Après ces premières images prises sur le vif, Arthur Levivier prend le temps de se documenter largement sur le sujet et retourne à Calais en juin 2017. Il se lie d’amitié avec les exilés restés sur place ou revenus des CAO où ils avaient été envoyés, recueille leurs témoignages, souvent bouleversants, partage et filme leur vie quotidienne. Elle est bien pire qu’avant le démantèlement et rythmée sans relâche par le harcèlement et les violences policières, qu’il est malheureusement impossible de filmer sans dispositif spécifique. Il revient donc deux mois plus tard, équipé de caméras de surveillance et de caméras cachées. Il enregistre alors ce qui est normalement impossible de voir : CRS et services municipaux qui détruisent systématiquement abris et maigres possessions des exilés, dissimulés dans la forêt, policiers intervenant brutalement au cours de distributions de repas, le soir, par des associations, etc…
Il recueille également le témoignage de divers militants et d’associations qui se mobilisent en faveur des migrants, notamment l’Auberge des migrants, et donne une place conséquente à la parole de Sophie Djigo, auteure du livre « Les migrants de Calais », qui permet de replacer la situation des exilés et l’expulsion du camp dans une vision d’ensemble.
Mais il fait place aussi aux discours des officiels (Maire de Calais, Préfète du Pas-de-Calais, Directeur départemental de la cohésion sociale…), aux fausses informations de certains media, essaie de faire parler des CRS qui se retranchent derrière les ordres à exécuter, et, surtout, ponctue l’ensemble de ses images par des extraits de journaux télévisés et de discours politiques, de 1999 à 2018, diffusés sur un vieux poste de télévision posé sur des lieux symboliques (ancienne jungle, rocade, parking des camions qui partent vers l’Angleterre, etc…). Il va sans dire que les propos de ces très hauts responsables politiques sont en contradiction avec les images qu’il a captées : on entend parler d’humanité, de respect des exilés, mais ce qui se passe sur le terrain est tout autre.
Ce documentaire nous permet de partager au plus près le quotidien des exilés et de faire connaissance avec maints personnages très attachants, souvent très jeunes, venant d’Erythrée, d’Ethiopie, d’Afghanistan, du Soudan, du Congo, etc, dont, sans aucun doute, les propos resteront gravés en nous.
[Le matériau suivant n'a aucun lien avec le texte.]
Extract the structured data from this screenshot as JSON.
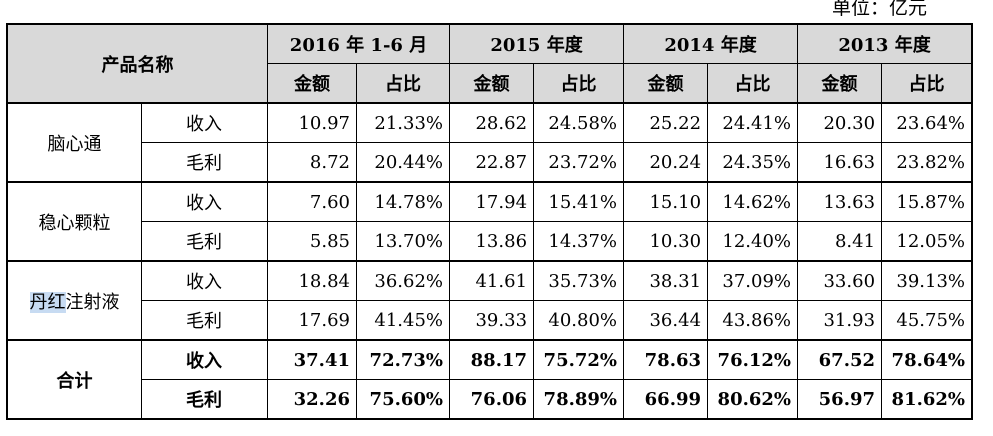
{
  "unit_label": "单位：亿元",
  "header": {
    "product_name": "产品名称",
    "periods": [
      "2016 年 1-6 月",
      "2015 年度",
      "2014 年度",
      "2013 年度"
    ],
    "amount": "金额",
    "ratio": "占比"
  },
  "products": [
    {
      "name_pre": "",
      "name_hl": "",
      "name_post": "脑心通",
      "rows": [
        {
          "metric": "收入",
          "cells": [
            "10.97",
            "21.33%",
            "28.62",
            "24.58%",
            "25.22",
            "24.41%",
            "20.30",
            "23.64%"
          ]
        },
        {
          "metric": "毛利",
          "cells": [
            "8.72",
            "20.44%",
            "22.87",
            "23.72%",
            "20.24",
            "24.35%",
            "16.63",
            "23.82%"
          ]
        }
      ]
    },
    {
      "name_pre": "",
      "name_hl": "",
      "name_post": "稳心颗粒",
      "rows": [
        {
          "metric": "收入",
          "cells": [
            "7.60",
            "14.78%",
            "17.94",
            "15.41%",
            "15.10",
            "14.62%",
            "13.63",
            "15.87%"
          ]
        },
        {
          "metric": "毛利",
          "cells": [
            "5.85",
            "13.70%",
            "13.86",
            "14.37%",
            "10.30",
            "12.40%",
            "8.41",
            "12.05%"
          ]
        }
      ]
    },
    {
      "name_pre": "",
      "name_hl": "丹红",
      "name_post": "注射液",
      "rows": [
        {
          "metric": "收入",
          "cells": [
            "18.84",
            "36.62%",
            "41.61",
            "35.73%",
            "38.31",
            "37.09%",
            "33.60",
            "39.13%"
          ]
        },
        {
          "metric": "毛利",
          "cells": [
            "17.69",
            "41.45%",
            "39.33",
            "40.80%",
            "36.44",
            "43.86%",
            "31.93",
            "45.75%"
          ]
        }
      ]
    },
    {
      "name_pre": "",
      "name_hl": "",
      "name_post": "合计",
      "rows": [
        {
          "metric": "收入",
          "cells": [
            "37.41",
            "72.73%",
            "88.17",
            "75.72%",
            "78.63",
            "76.12%",
            "67.52",
            "78.64%"
          ]
        },
        {
          "metric": "毛利",
          "cells": [
            "32.26",
            "75.60%",
            "76.06",
            "78.89%",
            "66.99",
            "80.62%",
            "56.97",
            "81.62%"
          ]
        }
      ]
    }
  ]
}
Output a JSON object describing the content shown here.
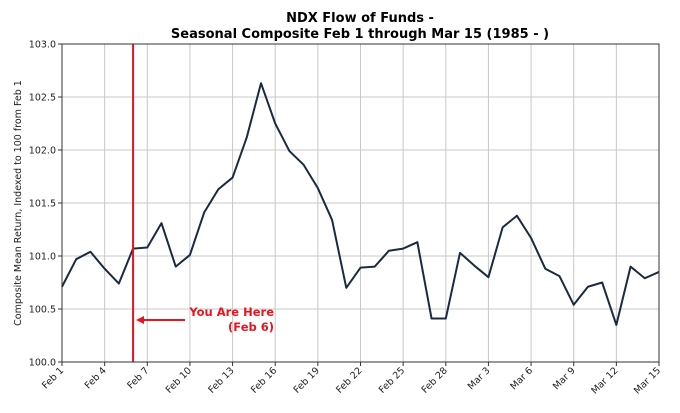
{
  "chart_data": {
    "type": "line",
    "title_lines": [
      "NDX Flow of Funds -",
      "Seasonal Composite Feb 1 through Mar 15 (1985 - )"
    ],
    "xlabel": "",
    "ylabel": "Composite Mean Return, Indexed to 100 from Feb 1",
    "ylim": [
      100.0,
      103.0
    ],
    "yticks": [
      "100.0",
      "100.5",
      "101.0",
      "101.5",
      "102.0",
      "102.5",
      "103.0"
    ],
    "grid": true,
    "x_tick_labels": [
      "Feb 1",
      "Feb 4",
      "Feb 7",
      "Feb 10",
      "Feb 13",
      "Feb 16",
      "Feb 19",
      "Feb 22",
      "Feb 25",
      "Feb 28",
      "Mar 3",
      "Mar 6",
      "Mar 9",
      "Mar 12",
      "Mar 15"
    ],
    "x_days": [
      "Feb 1",
      "Feb 2",
      "Feb 3",
      "Feb 4",
      "Feb 5",
      "Feb 6",
      "Feb 7",
      "Feb 8",
      "Feb 9",
      "Feb 10",
      "Feb 11",
      "Feb 12",
      "Feb 13",
      "Feb 14",
      "Feb 15",
      "Feb 16",
      "Feb 17",
      "Feb 18",
      "Feb 19",
      "Feb 20",
      "Feb 21",
      "Feb 22",
      "Feb 23",
      "Feb 24",
      "Feb 25",
      "Feb 26",
      "Feb 27",
      "Feb 28",
      "Mar 1",
      "Mar 2",
      "Mar 3",
      "Mar 4",
      "Mar 5",
      "Mar 6",
      "Mar 7",
      "Mar 8",
      "Mar 9",
      "Mar 10",
      "Mar 11",
      "Mar 12",
      "Mar 13",
      "Mar 14",
      "Mar 15"
    ],
    "series": [
      {
        "name": "Composite",
        "color": "#1b2a41",
        "values": [
          100.71,
          100.97,
          101.04,
          100.88,
          100.74,
          101.07,
          101.08,
          101.31,
          100.9,
          101.01,
          101.41,
          101.63,
          101.74,
          102.12,
          102.63,
          102.25,
          101.99,
          101.86,
          101.64,
          101.34,
          100.7,
          100.89,
          100.9,
          101.05,
          101.07,
          101.13,
          100.41,
          100.41,
          101.03,
          100.91,
          100.8,
          101.27,
          101.38,
          101.17,
          100.88,
          100.81,
          100.54,
          100.71,
          100.75,
          100.35,
          100.9,
          100.79,
          100.85
        ]
      }
    ],
    "marker": {
      "day_index": 5,
      "color": "#e8141e"
    },
    "annotation": {
      "line1": "You Are Here",
      "line2": "(Feb 6)",
      "color": "#e8141e"
    }
  }
}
Les propos, mais aussi le visage, le sourire, la beauté, le courage, la force incroyable dont ils font preuve, leurs chants, leurs danses autour d’un feu la nuit, leur capacité d’autodérision, leur profonde humanité. En témoignent, entre autres, l’organisation extraordinaire qu’ils avaient réussi à mettre sur pied dans la « jungle » et des graffiti, souvent pleins d’humour et d’espoir, qui y étaient dessinés.
« Il convient de rendre une humanité au terme « Migrants ». Ce n’est pas un troupeau en situation de transhumance. Ces hommes, ces femmes, ces enfants ont un nom, une histoire, avec un dénominateur commun : l’espérance de vivre dans une humanité sereine » précise le réalisateur. Son film, qui se veut pédagogique, doit participer grandement à ce dessein. Ainsi, un couple de Calaisiens, mal informés, qui, au début du documentaire, débite des propos anti-migrants, « hallucinent » quand ils apprennent ce qu’il en est vraiment et se révoltent contre le traitement infligés aux exilés…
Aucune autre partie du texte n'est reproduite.